The deal-brokers over at Thorntons must be doing some back-patting today. Sales of own-branded products to UK supermarkets have increased 16.1% to £51.8m, offsetting the decline in own store sales, which have slipped 8.3% to £62.6m over the past six months. Not surprising when you’re closing stores at an average of three a month. Like-for-like sales are down by 1.5%.
Franchise sales, however, are down by more than a quarter to £5m. This through no fault of Thorntons: a major franchisee was recently placed into administration (pssst, it was Clinton Cards), leaving a gaping hole in the balance sheet. But the delayed relaunch of the Thorntons website and a series of operational issues over Christmas – one of the firm’s peak trading periods – have hit sales in the Thorntons Direct division, which have fallen by by 11.9% to £5.9m.

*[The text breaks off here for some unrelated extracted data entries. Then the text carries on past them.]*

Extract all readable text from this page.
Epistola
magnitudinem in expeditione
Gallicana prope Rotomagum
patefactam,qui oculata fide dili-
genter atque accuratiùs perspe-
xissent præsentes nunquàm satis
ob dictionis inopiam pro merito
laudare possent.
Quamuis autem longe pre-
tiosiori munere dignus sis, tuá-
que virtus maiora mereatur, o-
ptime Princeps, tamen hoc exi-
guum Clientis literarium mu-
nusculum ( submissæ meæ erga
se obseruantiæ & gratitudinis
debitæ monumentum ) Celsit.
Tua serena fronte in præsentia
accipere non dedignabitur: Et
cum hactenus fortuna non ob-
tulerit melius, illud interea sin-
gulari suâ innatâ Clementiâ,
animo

There does seem to be an increased appetite for Thorntons treats abroad, however: international sales are up 57.7% to £4.1m.

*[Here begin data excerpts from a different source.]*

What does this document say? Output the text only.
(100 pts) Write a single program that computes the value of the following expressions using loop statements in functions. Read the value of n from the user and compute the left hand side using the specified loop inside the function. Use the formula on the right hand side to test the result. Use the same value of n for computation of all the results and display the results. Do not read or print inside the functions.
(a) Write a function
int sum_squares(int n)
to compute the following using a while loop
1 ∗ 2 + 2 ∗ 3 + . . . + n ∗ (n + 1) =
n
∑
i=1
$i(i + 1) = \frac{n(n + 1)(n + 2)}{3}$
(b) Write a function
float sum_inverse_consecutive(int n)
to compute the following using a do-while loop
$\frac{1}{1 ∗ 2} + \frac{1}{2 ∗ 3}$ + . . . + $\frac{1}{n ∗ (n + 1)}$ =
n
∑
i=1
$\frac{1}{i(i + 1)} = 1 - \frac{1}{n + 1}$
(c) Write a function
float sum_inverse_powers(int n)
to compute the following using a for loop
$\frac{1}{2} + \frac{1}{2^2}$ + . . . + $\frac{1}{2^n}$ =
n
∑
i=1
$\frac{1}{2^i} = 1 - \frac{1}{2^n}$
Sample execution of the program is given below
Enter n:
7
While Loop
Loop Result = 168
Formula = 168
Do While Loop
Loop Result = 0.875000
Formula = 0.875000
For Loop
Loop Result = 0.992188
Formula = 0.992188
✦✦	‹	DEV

Chief executive Jonathan Hart said: ‘We have strong trading plans in place and exciting new products across all channels. We are confident in the actions we are taking but remain cautious given the continuing challenge of the economic climate.
‘While trading since the period end has been in line with our expectations, we look forward to our important spring trading seasons of Mother's Day and Easter which will be key to the outcome of the full year.’
However, it’s pretty risky to put all your (Easter) eggs in one basket. Short of cracking the secret to Willy Wonka’s everlasting gobstopper, Thorntons is going to have to make some serious changes to its model, and brand positioning, if it’s going to continue competing in the highly competitive confectionery sector for years to come.